Photo by Trisha Walker
Will Thayer-Dougherty (Richard, the pirate king) tells Ari Bloodgood (Frederic), that, when he comes back to eradicate the pirates, to do it as quickly and painlessly as possible.
As of Tuesday, February 7, 2017
Columbia Gorge Orchestra Association (CGOA) Stages presents its second theater ensemble, “The Pirates of Penzance,” Feb. 9-12 at the Wy’east Middle School Performing Arts Center at 7 p.m. Tickets are $15 for adults and $10 for students and seniors.
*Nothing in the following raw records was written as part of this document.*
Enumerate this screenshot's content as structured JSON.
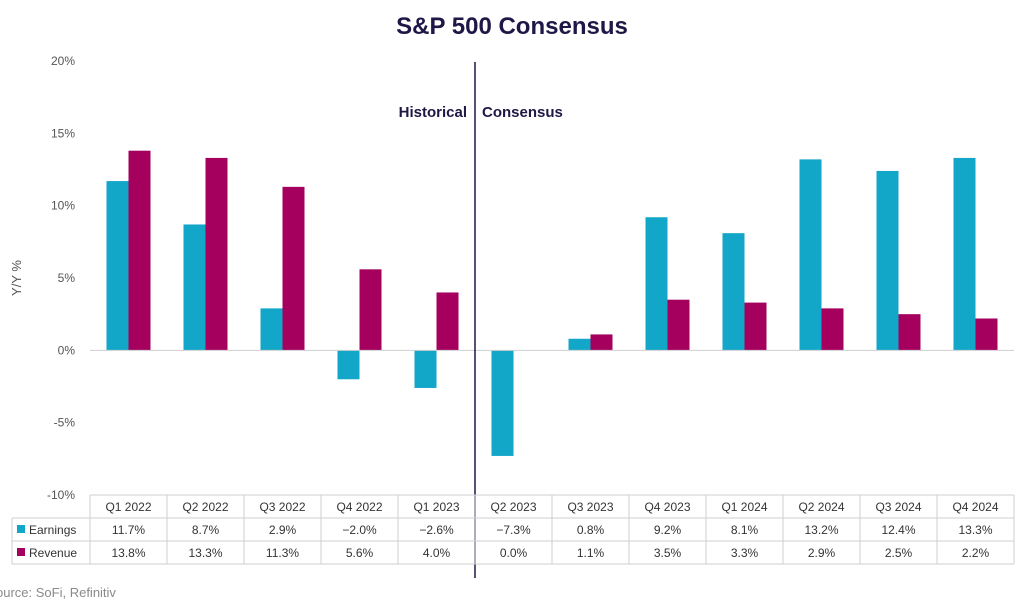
{
  "chart_data": {
    "type": "bar",
    "title": "S&P 500 Consensus",
    "ylabel": "Y/Y %",
    "xlabel": "",
    "ylim": [
      -10,
      20
    ],
    "yticks": [
      -10,
      -5,
      0,
      5,
      10,
      15,
      20
    ],
    "ytick_labels": [
      "-10%",
      "-5%",
      "0%",
      "5%",
      "10%",
      "15%",
      "20%"
    ],
    "categories": [
      "Q1 2022",
      "Q2 2022",
      "Q3 2022",
      "Q4 2022",
      "Q1 2023",
      "Q2 2023",
      "Q3 2023",
      "Q4 2023",
      "Q1 2024",
      "Q2 2024",
      "Q3 2024",
      "Q4 2024"
    ],
    "series": [
      {
        "name": "Earnings",
        "color": "#12a6c8",
        "values": [
          11.7,
          8.7,
          2.9,
          -2.0,
          -2.6,
          -7.3,
          0.8,
          9.2,
          8.1,
          13.2,
          12.4,
          13.3
        ],
        "labels": [
          "11.7%",
          "8.7%",
          "2.9%",
          "−2.0%",
          "−2.6%",
          "−7.3%",
          "0.8%",
          "9.2%",
          "8.1%",
          "13.2%",
          "12.4%",
          "13.3%"
        ]
      },
      {
        "name": "Revenue",
        "color": "#a5005e",
        "values": [
          13.8,
          13.3,
          11.3,
          5.6,
          4.0,
          0.0,
          1.1,
          3.5,
          3.3,
          2.9,
          2.5,
          2.2
        ],
        "labels": [
          "13.8%",
          "13.3%",
          "11.3%",
          "5.6%",
          "4.0%",
          "0.0%",
          "1.1%",
          "3.5%",
          "3.3%",
          "2.9%",
          "2.5%",
          "2.2%"
        ]
      }
    ],
    "annotations": {
      "historical": "Historical",
      "consensus": "Consensus"
    },
    "divider_after_category": "Q1 2023",
    "grid": false,
    "legend": "table-bottom"
  },
  "source": "ource: SoFi, Refinitiv",
  "colors": {
    "title": "#1f1745",
    "axis_text": "#555555",
    "divider": "#1f1745"
  }
}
The operetta, written by Gilbert and Sullivan, is directed by Mark Steighner, and sees many cast members making their stage debut. Members of the pit orchestra are from the Sinfonietta.
“We began rehearsals in December, but the weather has really played havoc with our schedule,” noted Steighner. “Originally, this was going to be a semi-staged version with limited movement and more like a concert performance, but we decided to fully stage it early on.”
The operetta is famous for its witty dialog and satirical content, he said, as well as its many “patter” songs (songs with fast, tongue-tripping lyrics) that refer to Victorian pop culture.
“The characters are exaggerated, and no one is supposed to take the story seriously,” said Steighner.
In leading roles are Will Thayer-Dougherty (Richard, the pirate king), Jimmy Oates (Samuel), Ari Bloodgood (Frederic), Darin Brunstad (Major-General Stanley), David Dye (Police Sergeant Edward), Lily Galvez (Mabel), Charlie Mortensen (Kate), Emily Vawter (Edith, as well as the production’s co-director), Dana Rae Ticknor (Isabel) and Jana Castañares (Ruth).
Pit orchestra musicians are Corin Parker (piano), Chari Bickford (violin), Nick Eby (viola), Michelle Edwards (cello), Christina Marie Norvick (flute), Kathy Hannen Smith (clarinet), Hugh Amick (trumpet), Bob Smith (trombone) and Steighner (music director and conductor).
The first CGOA Stages production was “The Rocky Horror Show” in September; upcoming is “Death of a Salesman” in April and “Spamalot” in June. Stages also hosts a monthly performance series at Stave and Stone, called Salon, each with a different literary theme.